Here’s a quick summary of various schemes for marking up semantic data in online news.

hAtom

From the microformats wiki:

hAtom is a microformat for content that can be syndicated, primarily but not exclusively blog postings. hAtom is based on a subset of the Atom syndication format.

While it was created with blogs in mind rather than more ‘traditional’ news articles, it actually covers most of the basics: title, author, text content, dates…

hAtom has pretty good adoption - many CMS systems support it by default. For example, many Wordpress themes implement hAtom - including the (currently) default Twenty Twelve theme.

hNews

Again, from the microformats wiki: > hNews extends hAtom, introducing a > number of fields that more completely describe a journalistic work.

To hAtom, hNews adds fields for Source Organization, dateline, geographic location, license and statement of principles.

The Associated Press spin-off NewsRight uses hNews in conjunction with a tracking beacon for syndicating news. NewsRight claims that they’ve got 900 source news websites participating (ie using hNews and a beacon), syndicating articles to nearly 50,000 other sites (source).

I did a rough survey of US newspaper sites in 2010 looking for hNews, and found a surprisingly high number. Would be interesting to update that survey…

(disclaimer: I did some work on the drafting of hNews, as part of my work at the Media Standards Trust)

HTML5

HTML5 is fast becoming standard on the web.

<article> and <section> look like they should be really useful for denoting where the actual content of an article lies, but I’m skeptical. I feel the terminology is too open to interpretation and that they’ll be abused, losing their semantic value.

<aside> is for tangential content. ‘Related articles’ boxes seem to be an obvious example.

<figure>, <figcaption> look great for photos, charts or whatever.

The new <time> element finally provides HTML with a proper way to denote dates and times, in both human and machine readable forms. This was always an annoying sticking point with microformats and HTML 4. Of course, you still need some extra semantic information to say what the timestamp is (eg date of first publication, last modified etc), but at least there is now a nice way to encode it.

HTML 5 also introduces microdata. Like microformats, microdata is a way of attaching semantic meaning to HTML elements. Whereas microformats tend to use CSS class names, microdata uses separate attributes.

I don’t think HTML5 provides a total solution, but it’s a much better place to start from.

schema.org

Schema.org defines a shared vocabulary for marking up certain types of semantic data on the web. Its NewsArticle schema seems to fit the bill nicely.

Schema.org doesn’t say how the metadata should be encoded. Any method, such as HTML5 microdata, RDFa, or whatever could be used. You can get some of the flavour of this here.

I’d expect schema.org to gain a lot of traction (it was launched in June 2011) as it is designed to make things more semantic for the major search engines. And if there’s one thing news organisations like, it’s googlejuice.

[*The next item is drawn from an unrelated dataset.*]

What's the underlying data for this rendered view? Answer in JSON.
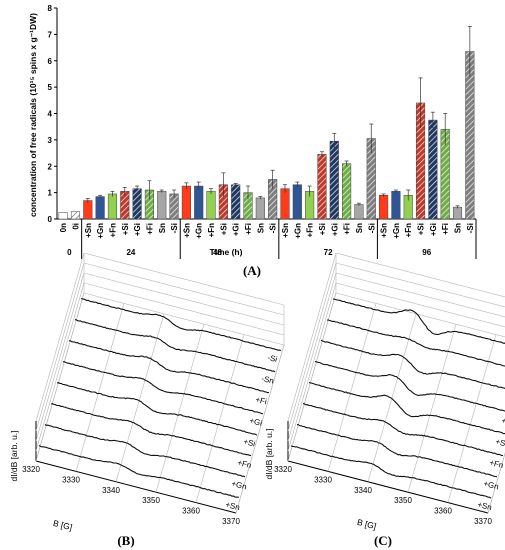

It’d be interesting to do some survey to track adoption.

rNews

Like schema.org, rNews defines a shared vocabulary rather than prescribing a concrete way to encode things. So you can pick an appropriate representation for your site.

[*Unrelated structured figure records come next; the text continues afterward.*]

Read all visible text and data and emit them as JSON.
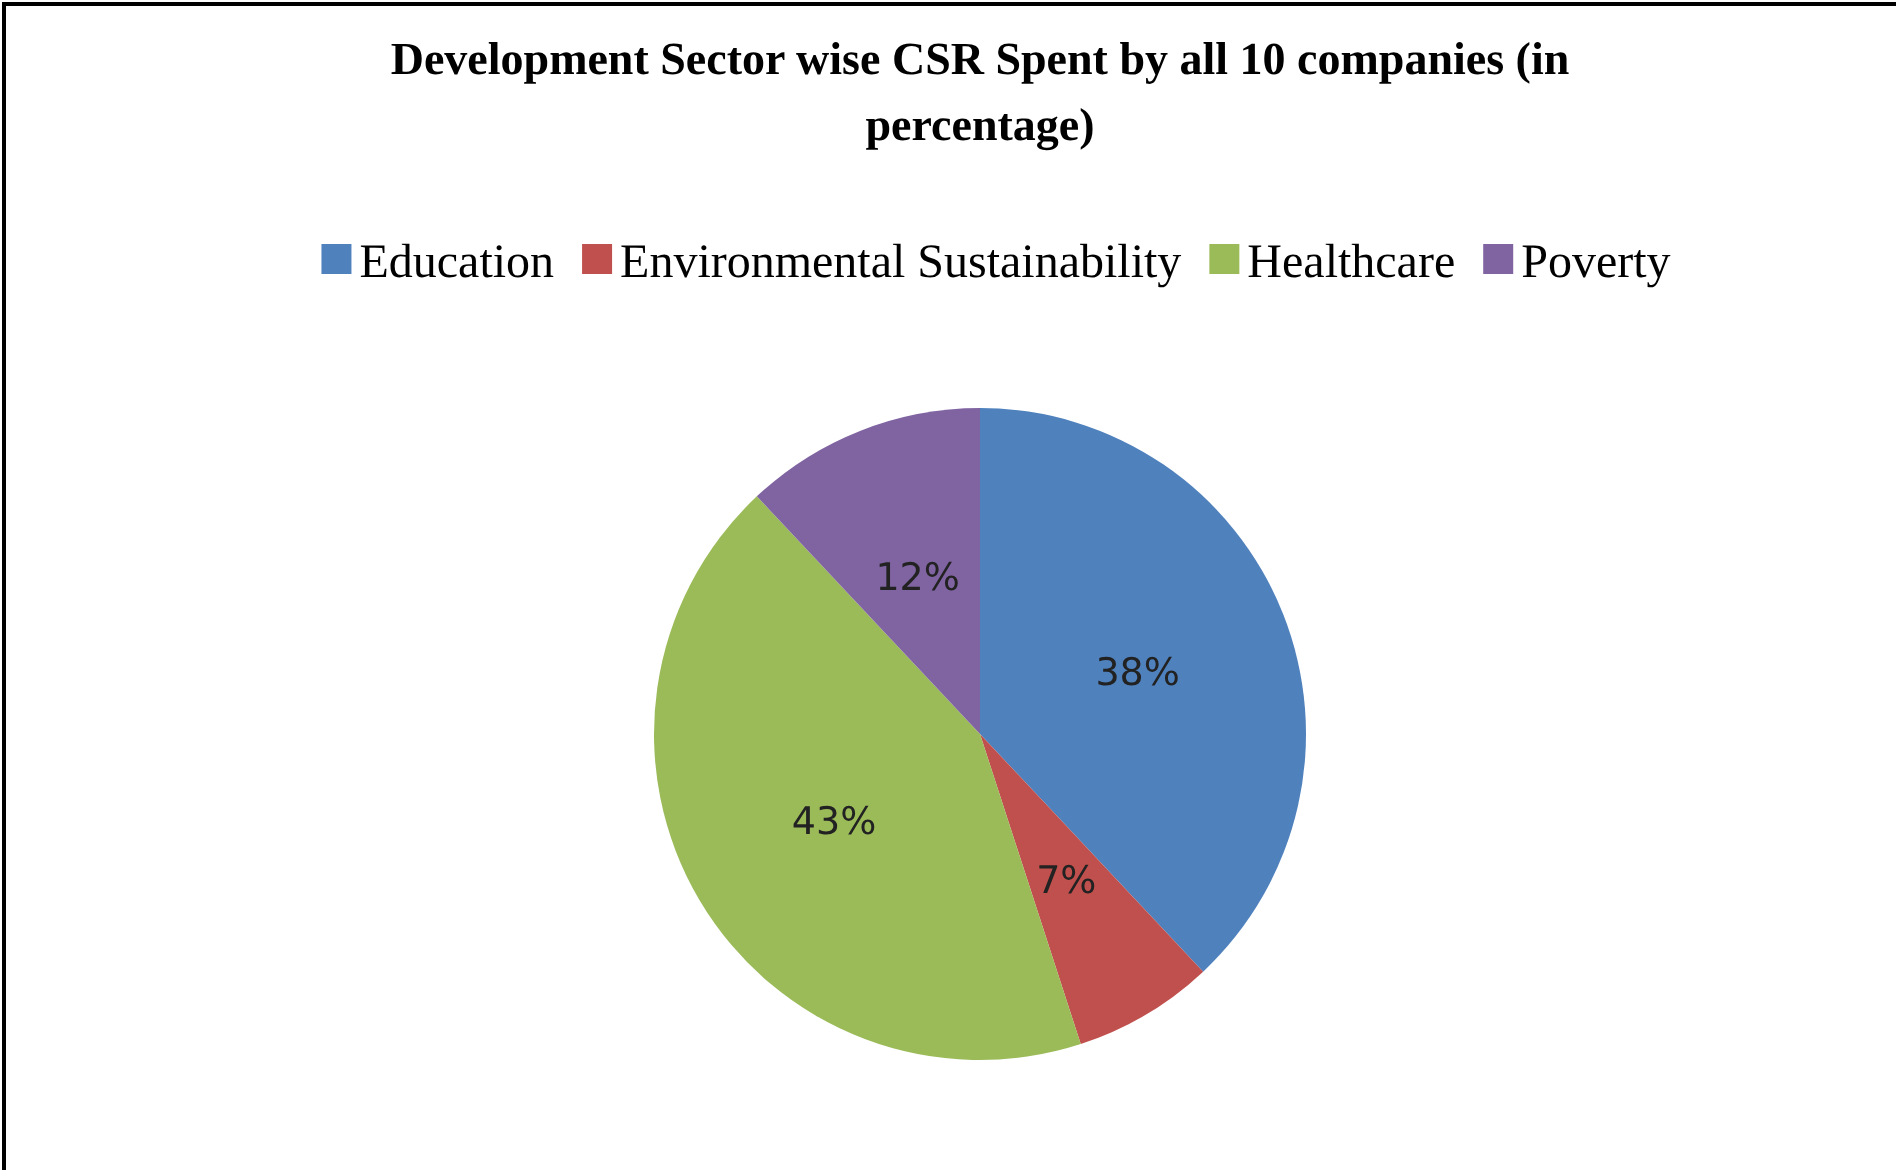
{
  "chart_data": {
    "type": "pie",
    "title": "Development Sector wise CSR Spent by all 10 companies (in percentage)",
    "categories": [
      "Education",
      "Environmental Sustainability",
      "Healthcare",
      "Poverty"
    ],
    "values": [
      38,
      7,
      43,
      12
    ],
    "colors": [
      "#4f81bd",
      "#c0504d",
      "#9bbb59",
      "#8064a2"
    ],
    "value_labels": [
      "38%",
      "7%",
      "43%",
      "12%"
    ],
    "legend": "top"
  }
}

It seems a lot of the rNews properties have been incorporated into schema.org. Yay!

Open graph protocol

The Open graph protocol is a standard designed to let you mark things up for social networks (eg facebook). It has a few properties that are useful to news publication - in particular the article type, which covers author, publication dates, title, tags and more.

It seems to have pretty good adoption. News sites love to be linked in to social networks.

Other RDF schemas

There are a bunch of RDF schemas which cover news article metadata to varying degrees, and I’m sure they can all be mapped to and fro between most of the other systems mentioned here.

But I’ve never quite got to grips with RDF enough to really talk about it with any fluency.

Twitter Cards

Twitter cards were designed to allow twitter to display a little summary of pages linked to by a tweet. From a news article point of view, the spec covers provision of a title, description and attribution (assuming the author has a twitter account :-)

Rel Attribute

There are also a bunch of “rel” attribute conventions which are relevant to news markup:

  • rel-author. Supposed to unambiguously identify an author by linking to a unique URL (eg their blog, twitter account, whatever). In practice every publication will just link to a bio page on their own site, so any authors which write for multiple publications will be known by lots of different rel-author links. But at least the potential is there :-)
  • rel-tag to mark up tags/topics/whatever.
  • rel-canonical for the One True URL of an article.
  • rel-shortlink for specifying short versions of URLs (via bit.ly, tinyurl etc…).
  • rel-next and rel-prev for indicating pagination.